CULT CRITIC – What were the biggest challenges you faced during production?
Pulkit – This whole project was a challenge. I had no budget, no actors, no location, nothing. Just a camera some lights and my friends. I lived by the word improvisation. So one moment I am the director next I was Antonio, camera man, light man, spot boy, what not? There were no professionals involved. I believe what I missed the most was guidance. I know I could have done a better job if I had a guide and some budget.
CULT CRITIC -You both wrote and directed Mascarenes. How did it evolve and change from script to film?
Pulkit – Truth to be told, I just loved what I wrote. Even the reviews were great. It was just a wild and impulsive decision. I am amazed till date that I actually evolved the script from a piece of paper to the grand screen of cinema.
CULT CRITIC – Who inspired the characters?

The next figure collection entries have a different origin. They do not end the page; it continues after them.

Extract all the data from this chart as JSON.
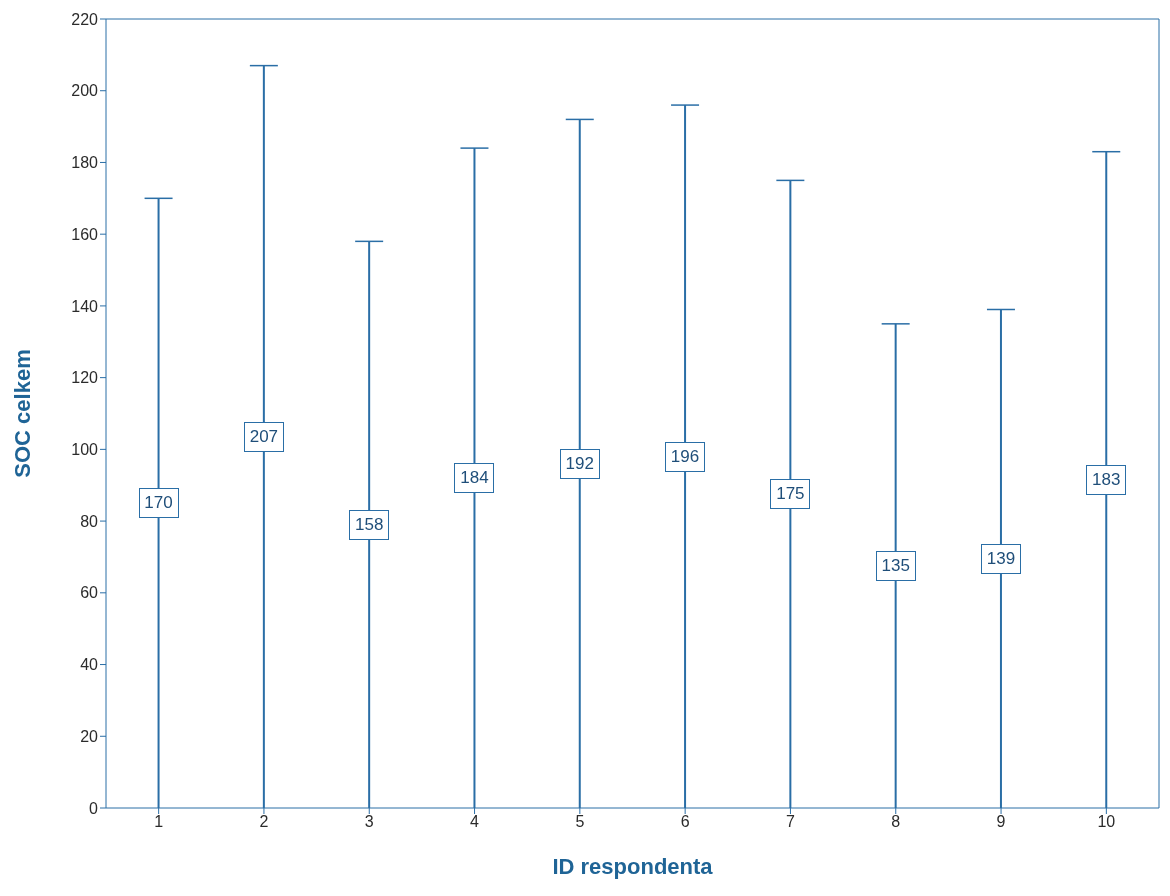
{
  "chart_data": {
    "type": "bar",
    "xlabel": "ID respondenta",
    "ylabel": "SOC celkem",
    "categories": [
      "1",
      "2",
      "3",
      "4",
      "5",
      "6",
      "7",
      "8",
      "9",
      "10"
    ],
    "values": [
      170,
      207,
      158,
      184,
      192,
      196,
      175,
      135,
      139,
      183
    ],
    "color": "#2a6ea6",
    "ylim": [
      0,
      220
    ],
    "yticks": [
      0,
      20,
      40,
      60,
      80,
      100,
      120,
      140,
      160,
      180,
      200,
      220
    ],
    "grid": false,
    "data_labels": true
  }
}
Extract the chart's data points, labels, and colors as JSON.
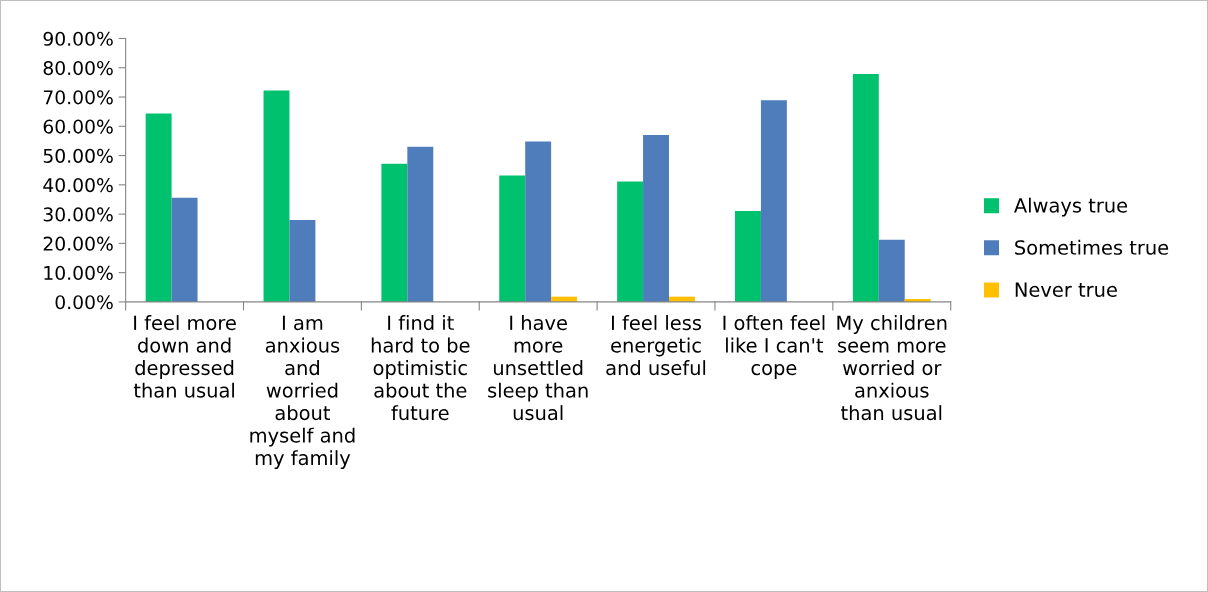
{
  "chart_data": {
    "type": "bar",
    "categories": [
      "I feel more down and depressed than usual",
      "I am anxious and worried about myself and my family",
      "I find it hard to be optimistic about the future",
      "I have more unsettled sleep than usual",
      "I feel less energetic and useful",
      "I often feel like I can't cope",
      "My children seem more worried or anxious than usual"
    ],
    "series": [
      {
        "name": "Always true",
        "color": "#00c16e",
        "values": [
          64.4,
          72.2,
          47.2,
          43.2,
          41.1,
          31.1,
          77.9
        ]
      },
      {
        "name": "Sometimes true",
        "color": "#4f7dbb",
        "values": [
          35.6,
          28.0,
          53.0,
          54.8,
          57.0,
          68.9,
          21.2
        ]
      },
      {
        "name": "Never true",
        "color": "#ffc000",
        "values": [
          0,
          0,
          0,
          1.8,
          1.8,
          0,
          1.0
        ]
      }
    ],
    "ylim": [
      0,
      90
    ],
    "yticks": [
      {
        "value": 0,
        "label": "0.00%"
      },
      {
        "value": 10,
        "label": "10.00%"
      },
      {
        "value": 20,
        "label": "20.00%"
      },
      {
        "value": 30,
        "label": "30.00%"
      },
      {
        "value": 40,
        "label": "40.00%"
      },
      {
        "value": 50,
        "label": "50.00%"
      },
      {
        "value": 60,
        "label": "60.00%"
      },
      {
        "value": 70,
        "label": "70.00%"
      },
      {
        "value": 80,
        "label": "80.00%"
      },
      {
        "value": 90,
        "label": "90.00%"
      }
    ],
    "grid": false,
    "legend": "right"
  }
}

Pulkit – All of us as children loved playing gangsters and each one of us had completely different personalities. All my characters were organic. If you remember, as kids, we all loved playing the bad-ass. But still we all play it differently. That is how my characters came into life. I observed each of my friend’s personality and advanced it into a gangsters character.
But Param walia’s character came after a very deep research.
CULT CRITIC – The script takes place in a manly world but rests on one woman’s shoulders. What message are you relaying to the viewers?
Pulkit – Women have game too.
CULT CRITIC – Which films did you draw inspiration from?
Pulkit – This is my favourite genre. But if I have to name some:
- Goodfellas – by Martin Scorsese
- Scarface – by Brian De Palma
- Reservoir dogs – by Quentin Tarantino
- Peaky Blinders (series) – by Steven Knight.
CULT CRITIC – Many scenes played out in long wide takes. Tell us about your visual choices and direction.
Pulkit – I strongly follow Mr. Quentin Tarantino and idolise his work. I took inspiration from his movies and built up my own concepts.
CULT CRITIC – The film has exciting twists and turns. Without giving away the ending, what do you hope your audience takes away from the film?
Pulkit – I did not want to spoon feed the audience with the usual drama they see in the everyday cinema.
- I wanted to keep the audience hooked to the storyline and leave them on the edge to feel the final blow of the story.
- Not all the stories have a happy endings, or any ending at all.
CULT CRITIC – In this dog-eat-dog world where power is everything, do you think there’s a chance for a change in India’s crime circle?
Pulkit – Hopefully.
CULT CRITIC – Tell us about your next project. What is in line for you?
Pulkit – Right now I’m working on a totally new and different project than the previous one. Basically, it will be a film where a superstar has a lot of questions regarding his life and a psychologist is going to help him find out the answers to his life.